Como as bactérias são forçadas a produzir ácido fórmico para sobreviverem, elas param de oferecer resistência a gerar também o pigmento de camuflagem. O processo, chamado tecnicamente de "biossíntese acoplada ao crescimento", é relativamente rápido, e o corante é "fabricado" pelos microrganismos em grande quantidade de um dia para o outro.
Viabilidade
Cultivar placas bacterianas é algo relativamente fácil e comum em laboratórios do ramo. No caso do uso delas para produção de xantomatina, o processo não exige tecnologias muito mais sofisticadas que as tradicionais. A manipulação genética, segundo a pesquisadora Leah Bushin, é simples e viável de ser reproduzida. "Basicamente, removemos alguns genes e introduzimos outros, para elevar ao máximo a capacidade produtora dos microrganismos", explica ela.
Além disso, são necessários poucos materiais para alimentar as bactérias, e elas conseguem gerar o ácido fórmico com pigmento a partir apenas de um único nutriente. A líder da pesquisa acredita que novas substâncias poderão ser fabricadas usando a mesma ideia aplicada com a xantomatina. "Diferentes moléculas podem resultar desse mesmo tipo de metabolismo, então as técnicas genéticas que usamos podem ajudar a criar várias coisas", diz Leah.
Sustentável e comercial
De acordo com os autores da pesquisa, todo o processo de fabricação do colorante é ecológico, pois não gera resíduos poluentes nem usa técnicas invasivas de produção. Os cientistas americanos destacam que reações naturais, como essa das bactérias, podem servir de inspiração para que as indústrias dependam menos de produtos sintéticos para suas matérias-primas.
Segundo a Universidade da Califórnia, várias empresas de cosméticos e de sensores fotossensíveis demonstraram interesse na tecnologia. E até o Departamento de Guerra dos Estados Unidos manifestou desejo de usar o pigmento, aproveitando, nesse caso, o potencial de camuflagem natural da substância.
Saiba Mais
Palavra de especialista
Maria Clara Chagas, bióloga e mestre em ecologia
“Essa técnica do estudo mostra como a biotecnologia, a engenharia biogenética e novos processos científicos são importantes para otimizar a produção de compostos essenciais pro nosso dia-a-dia. Isso faz com que se tenha o menor custo possível, tanto financeiro, pois se economiza materiais e equipamentos, quanto biológico, visto que o processo é sustentável.
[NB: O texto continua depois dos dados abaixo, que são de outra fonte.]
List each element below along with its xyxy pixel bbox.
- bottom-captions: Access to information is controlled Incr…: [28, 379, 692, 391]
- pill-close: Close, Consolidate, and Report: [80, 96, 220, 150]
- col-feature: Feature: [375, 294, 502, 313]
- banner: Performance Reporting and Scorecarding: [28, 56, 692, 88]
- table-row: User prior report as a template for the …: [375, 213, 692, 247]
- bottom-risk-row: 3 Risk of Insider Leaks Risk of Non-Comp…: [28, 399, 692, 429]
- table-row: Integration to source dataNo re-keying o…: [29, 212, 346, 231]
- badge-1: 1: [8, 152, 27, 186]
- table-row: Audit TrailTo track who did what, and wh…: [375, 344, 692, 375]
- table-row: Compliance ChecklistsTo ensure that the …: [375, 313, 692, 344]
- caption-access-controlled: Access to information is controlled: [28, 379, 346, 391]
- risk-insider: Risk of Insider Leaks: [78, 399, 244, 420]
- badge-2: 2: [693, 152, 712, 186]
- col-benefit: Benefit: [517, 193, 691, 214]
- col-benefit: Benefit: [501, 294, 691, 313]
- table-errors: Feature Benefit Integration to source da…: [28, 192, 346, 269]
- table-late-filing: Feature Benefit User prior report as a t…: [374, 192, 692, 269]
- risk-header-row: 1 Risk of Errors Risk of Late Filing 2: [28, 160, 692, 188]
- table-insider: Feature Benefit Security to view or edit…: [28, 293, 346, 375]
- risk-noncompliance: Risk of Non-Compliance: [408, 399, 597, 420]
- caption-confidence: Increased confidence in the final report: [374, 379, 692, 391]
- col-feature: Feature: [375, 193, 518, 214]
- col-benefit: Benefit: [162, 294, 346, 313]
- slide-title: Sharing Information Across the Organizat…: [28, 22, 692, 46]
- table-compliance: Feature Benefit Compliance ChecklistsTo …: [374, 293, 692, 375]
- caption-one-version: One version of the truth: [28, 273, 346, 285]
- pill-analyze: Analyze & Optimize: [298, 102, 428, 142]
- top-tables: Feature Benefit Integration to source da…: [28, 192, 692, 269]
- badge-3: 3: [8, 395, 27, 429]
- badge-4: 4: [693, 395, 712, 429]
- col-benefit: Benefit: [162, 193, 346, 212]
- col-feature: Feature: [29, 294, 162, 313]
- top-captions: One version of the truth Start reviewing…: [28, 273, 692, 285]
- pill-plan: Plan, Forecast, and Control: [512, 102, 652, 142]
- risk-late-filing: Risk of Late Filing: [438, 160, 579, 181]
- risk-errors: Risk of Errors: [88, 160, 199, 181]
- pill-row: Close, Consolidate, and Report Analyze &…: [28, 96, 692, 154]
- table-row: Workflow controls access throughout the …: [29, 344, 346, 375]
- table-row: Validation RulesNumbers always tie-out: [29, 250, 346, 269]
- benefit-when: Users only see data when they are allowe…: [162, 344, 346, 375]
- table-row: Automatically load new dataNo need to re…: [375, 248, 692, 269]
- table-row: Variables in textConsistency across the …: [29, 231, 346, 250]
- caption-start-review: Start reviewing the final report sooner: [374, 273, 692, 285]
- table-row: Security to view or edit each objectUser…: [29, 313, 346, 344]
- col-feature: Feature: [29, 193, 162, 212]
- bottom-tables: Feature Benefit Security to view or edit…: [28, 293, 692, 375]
O sistema de mudança de cor dos polvos é extremamente avançado, com várias especificidades desses animais. É muito interessante que com tecnologia a gente consiga reproduzir coisas que já na natureza são tão complexas. Essa técnica com o pigmento me fez lembrar muito da fabricação de insulina para humanos.
Antes ela era retirada dos pâncreas de porcos, algo que exigia grandes fábricas e muito mais custo para essa exploração. Hoje em dia a técnica é semelhante, com bactérias geneticamente modificadas que geram a insulina. Tudo feito em placas de laboratório, com bem menos impacto ambiental e num processo que a biotecnologia otimizou muito.”